Ma il tema delle riforme è accompagnato da una grande contraddizione nell’opinione pubblica: la maggior parte le reclama a gran voce purché riguardino «gli altri»; le riforme, infatti, sono impopolari perché obbligano i cittadini a mettere in discussione le loro abitudini, i loro diritti acquisiti. Non è un caso che gli interventi sulle pensioni e sul mercato del lavoro promossi dal ministro Fornero nel 2012 abbiano determinato nel breve volgere di qualche mese un brusco calo di consenso (circa 20%) nei confronti del governo Monti che risultava sostenuto, al suo esordio, dall’apprezzamento del 64% degli elettori.

Riguardo agli scenari politici futuri le opinioni si dividono: 54% auspica la permanenza del governo Letta (16% il più a lungo possibile, 38% almeno fino all’approvazione delle principali riforme istituzionali) mentre il 42% vorrebbe andare al più presto al voto (32% non appena approvata la nuova legge elettorale e 10% immediatamente, con quel che resta del Porcellum). Particolarmente favorevoli ad una prosecuzione del governo Letta, oltre agli elettori Pd (69%) e agli elettori centristi e del Nuovo centrodestra (79%), anche i pensionati (68%) e commercianti e artigiani (69%). Questi ultimi pragmaticamente auspicano che il governo faccia tutte le riforme necessarie prima di andare al voto (65%). Al contrario propendono per un rapido ritorno al voto gli operai (55%), i disoccupati (49%) e le persone intenzionate a votare il M5S (70%).

Riguardo alla possibilità di un governo di scopo guidato da Matteo Renzi e sostenuto da Pd e Forza Italia prevalgono gli oppositori (il 39% paventa contrasti continui tra i due partiti) e gli scettici (il 33% ritiene che non cambierebbe molto rispetto ad oggi), mentre i sostenitori di questa ipotesi (24%) rappresentano una minoranza tra tutti gli elettorati con l’eccezione di quelli di Forza Italia che intravedono in tal modo la possibilità di andare al governo, far valere il proprio peso ed approvare più speditamente le riforme istituzionali.

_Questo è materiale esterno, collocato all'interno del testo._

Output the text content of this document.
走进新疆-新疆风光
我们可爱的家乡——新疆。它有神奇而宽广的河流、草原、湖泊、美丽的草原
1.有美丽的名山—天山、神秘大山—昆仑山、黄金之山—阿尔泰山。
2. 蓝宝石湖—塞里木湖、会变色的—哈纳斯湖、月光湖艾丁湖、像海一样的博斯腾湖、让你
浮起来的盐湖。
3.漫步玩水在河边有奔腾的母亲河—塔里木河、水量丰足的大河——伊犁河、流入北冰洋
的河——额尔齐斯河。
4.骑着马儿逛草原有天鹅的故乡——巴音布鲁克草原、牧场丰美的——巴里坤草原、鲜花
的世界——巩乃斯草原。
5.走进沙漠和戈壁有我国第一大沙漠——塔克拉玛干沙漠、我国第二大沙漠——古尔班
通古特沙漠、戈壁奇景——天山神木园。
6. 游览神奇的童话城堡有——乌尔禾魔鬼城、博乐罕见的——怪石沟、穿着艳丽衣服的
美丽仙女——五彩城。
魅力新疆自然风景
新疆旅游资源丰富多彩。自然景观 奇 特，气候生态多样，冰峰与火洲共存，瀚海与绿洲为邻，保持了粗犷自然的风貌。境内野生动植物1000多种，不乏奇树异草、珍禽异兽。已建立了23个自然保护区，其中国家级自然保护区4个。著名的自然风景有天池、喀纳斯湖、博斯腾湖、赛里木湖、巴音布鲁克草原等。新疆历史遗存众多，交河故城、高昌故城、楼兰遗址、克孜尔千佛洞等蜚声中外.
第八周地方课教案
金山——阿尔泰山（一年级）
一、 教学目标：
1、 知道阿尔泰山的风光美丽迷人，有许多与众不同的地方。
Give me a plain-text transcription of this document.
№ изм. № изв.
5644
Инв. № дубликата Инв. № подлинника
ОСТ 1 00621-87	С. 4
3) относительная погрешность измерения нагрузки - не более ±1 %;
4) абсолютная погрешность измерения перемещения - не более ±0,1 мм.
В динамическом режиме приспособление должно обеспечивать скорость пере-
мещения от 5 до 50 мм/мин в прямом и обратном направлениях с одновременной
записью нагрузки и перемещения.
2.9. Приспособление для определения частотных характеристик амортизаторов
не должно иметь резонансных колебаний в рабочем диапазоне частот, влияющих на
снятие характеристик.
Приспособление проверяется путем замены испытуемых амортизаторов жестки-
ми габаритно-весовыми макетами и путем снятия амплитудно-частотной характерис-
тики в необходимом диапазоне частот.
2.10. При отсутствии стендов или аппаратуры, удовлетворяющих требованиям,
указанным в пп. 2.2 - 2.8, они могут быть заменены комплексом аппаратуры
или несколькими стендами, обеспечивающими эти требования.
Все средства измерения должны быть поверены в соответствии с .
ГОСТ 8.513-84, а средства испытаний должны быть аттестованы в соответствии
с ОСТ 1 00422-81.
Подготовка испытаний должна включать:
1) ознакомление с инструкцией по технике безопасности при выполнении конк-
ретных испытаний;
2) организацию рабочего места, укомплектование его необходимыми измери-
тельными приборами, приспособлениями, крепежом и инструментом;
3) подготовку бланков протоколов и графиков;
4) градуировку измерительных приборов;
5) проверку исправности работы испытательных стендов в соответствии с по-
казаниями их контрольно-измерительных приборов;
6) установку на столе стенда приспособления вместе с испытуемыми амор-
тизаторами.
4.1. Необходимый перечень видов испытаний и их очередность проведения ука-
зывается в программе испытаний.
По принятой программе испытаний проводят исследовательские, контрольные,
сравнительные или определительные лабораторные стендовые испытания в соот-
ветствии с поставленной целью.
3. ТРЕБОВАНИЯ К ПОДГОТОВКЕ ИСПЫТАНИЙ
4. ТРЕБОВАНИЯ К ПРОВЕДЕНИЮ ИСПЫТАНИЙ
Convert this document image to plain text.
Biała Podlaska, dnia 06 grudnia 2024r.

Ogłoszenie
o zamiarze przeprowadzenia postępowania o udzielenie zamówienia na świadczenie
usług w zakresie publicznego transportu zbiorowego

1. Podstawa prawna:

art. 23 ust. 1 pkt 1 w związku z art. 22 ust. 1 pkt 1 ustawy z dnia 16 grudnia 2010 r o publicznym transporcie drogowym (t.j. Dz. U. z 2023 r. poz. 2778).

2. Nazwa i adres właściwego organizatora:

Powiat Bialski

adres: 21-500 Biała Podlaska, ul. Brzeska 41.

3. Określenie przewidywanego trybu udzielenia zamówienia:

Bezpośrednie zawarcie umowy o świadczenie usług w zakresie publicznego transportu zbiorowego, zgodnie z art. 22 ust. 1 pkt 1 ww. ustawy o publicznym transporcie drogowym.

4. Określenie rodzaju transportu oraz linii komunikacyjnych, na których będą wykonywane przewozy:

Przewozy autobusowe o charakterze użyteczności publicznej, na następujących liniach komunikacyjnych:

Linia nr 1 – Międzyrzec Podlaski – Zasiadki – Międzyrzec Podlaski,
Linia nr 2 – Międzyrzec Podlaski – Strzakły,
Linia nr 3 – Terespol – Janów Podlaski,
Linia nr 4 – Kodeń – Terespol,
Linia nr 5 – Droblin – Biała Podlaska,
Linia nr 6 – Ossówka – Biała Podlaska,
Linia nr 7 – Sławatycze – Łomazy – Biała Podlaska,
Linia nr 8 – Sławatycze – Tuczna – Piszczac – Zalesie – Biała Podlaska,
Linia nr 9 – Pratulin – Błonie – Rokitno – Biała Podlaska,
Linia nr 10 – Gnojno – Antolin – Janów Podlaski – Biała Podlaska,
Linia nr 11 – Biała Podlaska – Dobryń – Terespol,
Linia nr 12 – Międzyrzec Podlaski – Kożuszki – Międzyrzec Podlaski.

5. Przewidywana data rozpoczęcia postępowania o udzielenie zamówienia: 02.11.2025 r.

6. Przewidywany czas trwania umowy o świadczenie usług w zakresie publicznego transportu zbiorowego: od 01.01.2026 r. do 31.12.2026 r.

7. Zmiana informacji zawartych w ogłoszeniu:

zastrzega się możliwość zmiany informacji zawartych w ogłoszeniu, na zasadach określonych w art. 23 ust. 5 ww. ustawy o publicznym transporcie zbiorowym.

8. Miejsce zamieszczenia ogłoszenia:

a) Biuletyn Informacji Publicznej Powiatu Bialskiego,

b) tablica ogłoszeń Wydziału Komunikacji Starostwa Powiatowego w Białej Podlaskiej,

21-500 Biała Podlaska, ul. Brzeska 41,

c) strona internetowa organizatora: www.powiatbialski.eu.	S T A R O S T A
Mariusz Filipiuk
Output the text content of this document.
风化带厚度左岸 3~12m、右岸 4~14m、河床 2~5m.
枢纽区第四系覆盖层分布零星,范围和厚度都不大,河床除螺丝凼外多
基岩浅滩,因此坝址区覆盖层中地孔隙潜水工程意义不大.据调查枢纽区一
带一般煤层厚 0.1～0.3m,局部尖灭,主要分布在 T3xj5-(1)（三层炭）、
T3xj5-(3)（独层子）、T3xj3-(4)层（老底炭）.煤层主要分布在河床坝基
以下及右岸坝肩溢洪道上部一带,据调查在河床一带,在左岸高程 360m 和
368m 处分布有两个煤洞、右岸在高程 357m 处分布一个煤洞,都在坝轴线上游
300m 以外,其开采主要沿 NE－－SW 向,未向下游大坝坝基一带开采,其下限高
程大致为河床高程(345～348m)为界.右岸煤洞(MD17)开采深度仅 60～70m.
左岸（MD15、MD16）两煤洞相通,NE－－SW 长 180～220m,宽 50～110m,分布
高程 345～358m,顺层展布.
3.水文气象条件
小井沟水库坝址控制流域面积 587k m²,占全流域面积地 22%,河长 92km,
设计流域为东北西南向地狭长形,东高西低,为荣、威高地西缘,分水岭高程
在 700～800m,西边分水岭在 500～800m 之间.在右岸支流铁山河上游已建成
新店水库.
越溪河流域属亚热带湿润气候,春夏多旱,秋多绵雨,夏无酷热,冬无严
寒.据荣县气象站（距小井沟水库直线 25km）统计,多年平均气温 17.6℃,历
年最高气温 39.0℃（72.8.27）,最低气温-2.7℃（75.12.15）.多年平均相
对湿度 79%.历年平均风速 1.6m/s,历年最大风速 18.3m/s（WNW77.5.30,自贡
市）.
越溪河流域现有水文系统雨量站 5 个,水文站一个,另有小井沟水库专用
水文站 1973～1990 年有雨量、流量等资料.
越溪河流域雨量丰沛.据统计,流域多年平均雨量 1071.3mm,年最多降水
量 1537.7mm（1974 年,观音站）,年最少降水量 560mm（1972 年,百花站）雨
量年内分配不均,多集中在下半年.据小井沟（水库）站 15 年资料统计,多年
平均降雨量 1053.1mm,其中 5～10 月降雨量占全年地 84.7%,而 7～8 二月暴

L’analisi del rapporto tra opinione pubblica e governo negli ultimi anni evidenzia un’elevata ciclicità: all’entusiasmo per il governo degli ottimati presieduto da Monti ha fatto seguito il desiderio di mettere da parte il governo dei tecnici per tornare ad un governo «politico»; a seguire, le «larghe intese» sono state considerate una scelta necessitata dal risultato elettorale (che imponeva un’alleanza per poter costituire una maggioranza di governo) e sono state inizialmente vissute con atteggiamenti positivi, come un’occasione per voltare pagina, lasciarsi alle spalle la dura contrapposizione tra centrodestra e centrosinistra degli ultimi vent’anni e mettere al centro l’interesse del Paese e la ricerca di punti di mediazione, di compromessi alti; oggi ciò che resta delle larghe intese mantiene comunque un consenso elevato, benché minoritario, ma prevale la percezione che si tratti di una convivenza obbligata, tenuto conto dell’attuale composizione delle Camere. All’orizzonte si intravvede una prospettiva di cambiamento, con nuovi protagonisti e nuove proposte: chi è fuori dalla mischia risulta sempre avvantaggiato, ma è opportuno considerare che l’aumento delle aspettative dei cittadini va di pari passo con la durata del consenso che ha tempi sempre più brevi. È il paradosso della politica moderna: rincorre il consenso evocando cambiamenti e riforme che, se adottate, determinano il rischio di vederlo evaporare.